Es schrammt stets an der Farce, wie da Motive und Text-Stückwerk von Molière, Shakespeare und Tschechow montiert und in inklusives Theater übergeführt werden. Man übertreibt und parodiert auf Teufel-komm-raus, aber Rebekka David spannt auch Fangnetze, in denen sich die Komödiantik verfängt. Das anfangs so sachlich gehaltene Bühnenbild von Robin Metzer löst sich auf, wir schauen in den Anstaltsgarten. Eine alte Dame strickt, eine andere fischt im Seerosenteich. Das „Forever Young“, das sie alle angestimmt haben, würde man denen allen sowieso nicht als Ziel abnehmen, den literarischen Figuren nicht und den echten Oldies schon gar nicht. Im Umgang mit denen zeigt Rebecca David Fingerspitzengefühl. Oft dürfen sie einfach nur dasitzen und den Jungen zuschauen beim Alt-Spielen. Schon da schleicht sich hintergründige Ironie ein, die – an der sehr positiven Reaktion des Premierenpublikums gemessen – auch gut angekommen ist.

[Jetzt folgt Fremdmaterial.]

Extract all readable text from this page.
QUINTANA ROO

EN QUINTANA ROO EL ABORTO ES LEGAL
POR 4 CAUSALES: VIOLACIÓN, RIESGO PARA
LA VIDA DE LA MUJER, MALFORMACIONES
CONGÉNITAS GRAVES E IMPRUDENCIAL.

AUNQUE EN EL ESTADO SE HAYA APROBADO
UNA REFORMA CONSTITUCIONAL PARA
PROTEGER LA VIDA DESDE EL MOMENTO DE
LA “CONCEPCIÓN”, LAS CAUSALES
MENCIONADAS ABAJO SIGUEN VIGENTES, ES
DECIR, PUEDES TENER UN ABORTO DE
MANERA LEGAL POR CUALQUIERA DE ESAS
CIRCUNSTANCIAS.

Niemand wird bloßgestellt, auch Wanja, Lear und Harpagon nicht. Die drei bekommen zuletzt noch ausufernde Monologe. Lear beschwört den Generationenvertrag, der in seinem Fall so gar nicht funktioniert. Er sieht sich als „Kind, nur andersrum“. Sollten die Töchter nicht für ihn sorgen? Harpagon ist plötzlich mit einem Doppelgänger konfrontiert, der sein im Teich verstecktes Geld entdeckt und es unter anderem in geriatrische Forschung investieren will.

Von einem „Körper aus aufgeschichteter Zeit“ ist einmal die Rede. Eine beruhigende, positive Perspektive aufs Alter.